Enoch the righteous, wrote that God created an eighth day also, so that it should be the first after his works, and it is a day eternal with neither hours, days, weeks, months or years, for all time is stuck together in one eon, etc, etc, and all who enter into the generation of the Light beings, are able to visit all those worlds that still exist in Space-Time, but not in our time.

A series of worlds following one upon the other-- each world rising a step higher than the previous world, so that every later world brings to ripeness the seeds that were imbedded in the former, and itself then prepares the seed for the universe that will follow it. This is the true resurrection in which all from the previous cycle of universal activity, who still have the judgmental war raging within them, are born again into the endless cycles of physical manifestation, or rebirths.

“Get over it, and accept the inarguable conclusion. The universe is immaterial-mental and spiritual” (1) – Richard Conn Henry, Professor of Physics and Astronomy at Johns Hopkins University (quote taken from “the mental universe)

A fundamental conclusion of the new physics also acknowledges that the OBSERVER CREATES THE REALITY. As observers, we are personally involved with the creation of our own reality. Physicists are being forced to admit that the UNIVERSE IS "MENTAL CONSTRUCTION" .

Pioneering physicist Sir James Jeans wrote: “The stream of knowledge is heading toward a non-mechanical reality; the universe begins to look more like a great thought than like a great machine.

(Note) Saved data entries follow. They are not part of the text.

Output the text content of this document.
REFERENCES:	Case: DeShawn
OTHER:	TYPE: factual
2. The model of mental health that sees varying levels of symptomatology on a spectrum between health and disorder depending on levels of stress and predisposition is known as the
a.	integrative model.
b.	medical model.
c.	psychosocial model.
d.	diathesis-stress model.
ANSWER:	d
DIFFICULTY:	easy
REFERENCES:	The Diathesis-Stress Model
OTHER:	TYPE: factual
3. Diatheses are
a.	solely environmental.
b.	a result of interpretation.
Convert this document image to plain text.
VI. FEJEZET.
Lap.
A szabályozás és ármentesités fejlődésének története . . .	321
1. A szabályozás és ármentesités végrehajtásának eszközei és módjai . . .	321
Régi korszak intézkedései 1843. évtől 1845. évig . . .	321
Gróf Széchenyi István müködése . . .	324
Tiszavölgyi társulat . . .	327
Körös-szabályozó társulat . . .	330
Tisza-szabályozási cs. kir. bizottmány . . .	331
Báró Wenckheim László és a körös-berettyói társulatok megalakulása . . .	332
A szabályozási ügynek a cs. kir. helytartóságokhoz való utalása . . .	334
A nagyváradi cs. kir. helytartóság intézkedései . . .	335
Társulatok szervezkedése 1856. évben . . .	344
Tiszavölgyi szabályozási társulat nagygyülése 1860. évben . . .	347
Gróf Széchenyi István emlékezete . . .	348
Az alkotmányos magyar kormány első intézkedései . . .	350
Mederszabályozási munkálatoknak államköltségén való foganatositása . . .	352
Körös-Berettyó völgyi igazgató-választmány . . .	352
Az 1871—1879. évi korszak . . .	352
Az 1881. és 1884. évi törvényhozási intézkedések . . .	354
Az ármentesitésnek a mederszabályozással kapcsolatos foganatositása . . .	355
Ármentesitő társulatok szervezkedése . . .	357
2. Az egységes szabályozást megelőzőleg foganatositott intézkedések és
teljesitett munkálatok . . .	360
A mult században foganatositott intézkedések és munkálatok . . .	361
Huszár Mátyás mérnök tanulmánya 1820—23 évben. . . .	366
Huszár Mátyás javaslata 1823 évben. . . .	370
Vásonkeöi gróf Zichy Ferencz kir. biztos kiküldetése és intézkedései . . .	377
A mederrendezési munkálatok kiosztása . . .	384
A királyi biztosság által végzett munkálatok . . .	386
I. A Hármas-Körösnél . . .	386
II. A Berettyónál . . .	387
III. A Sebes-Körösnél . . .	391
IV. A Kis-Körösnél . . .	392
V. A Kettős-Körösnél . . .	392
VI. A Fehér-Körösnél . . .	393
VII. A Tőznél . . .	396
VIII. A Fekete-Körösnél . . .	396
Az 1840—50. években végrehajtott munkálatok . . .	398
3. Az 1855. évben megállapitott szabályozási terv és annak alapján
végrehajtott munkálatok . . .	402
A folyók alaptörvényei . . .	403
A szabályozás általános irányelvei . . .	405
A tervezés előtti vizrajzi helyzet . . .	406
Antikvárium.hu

Mind no longer appears to be an accidental intruder into the realm of matter, we ought rather hail it as the creator and governor of the realm of matter. (R. C. Henry, “The Mental Universe”; Nature 436:29, 2005)
 
Last edited:

ajay0

Well-Known Member
Discussion of Nirguna Brahman is hampered by the fact that it has no qualities to latch on to, nothing can really be said about it but "not this!" As soon as you ascribe any qualities to it, like love, consciousness or even the popular "sat-chit-ananda" you've ascribed it gunas.

Nirguna Brahman or impersonal Spirit is indeed distinct from Saguna Brahman or personal God.

But both are consciousness, all the same, and pure consciousness is considered to be pure love.

Prajñānam brahma - Brahman is pure consciousness (Aitareya Upanishad 3.3 of the Rig Veda)

Sat-Chit-Ananda as in Truth-Being-Bliss are equally the nature of Nirguna Brahman too.


Where Nirguna Brahman is different from Saguna Brahman is in that Nirguna Brahman is formless and omnipresent encompassing creator and creation while Saguna Brahman is considered distinct from creation, nature and souls.

There is a difference and distinct identity for both Saguna Brahman and the Jivatman/soul, to denote a difference between the creator and creation.
 

The Anointed

Well-Known Member
The creator is in itself the Creation, for all things are made through him, by him, and for him.

What can be known about him is plain to all, for he has made it plain in the creation, which is the physical manifestation of himself, who is all, and who is one..
 

Fool

ALL in all
Premium Member
The creator is in itself the Creation, for all things are made through him, by him, and for him.

What can be known about him is plain to all, for he has made it plain in the creation, which is the physical manifestation of himself, who is all, and who is one..


saguna brahman is the lord, or christ in all.

nirguna brahman is the absolute which negates all contrasts, there is nothing to compare it to.
 

ajay0

Well-Known Member
But even to call it nirguna is to give it a quality.

Nirguna means 'no qualities or distinction' . Nirguna Brahman is totally impersonal as opposed to Saguna Brahman which has personal attributes like will and form.

It is to Saguna Brahman that prayers are made for auspiciousness or grace. Nirguna Brahman does no confer grace due to its impersonal nature.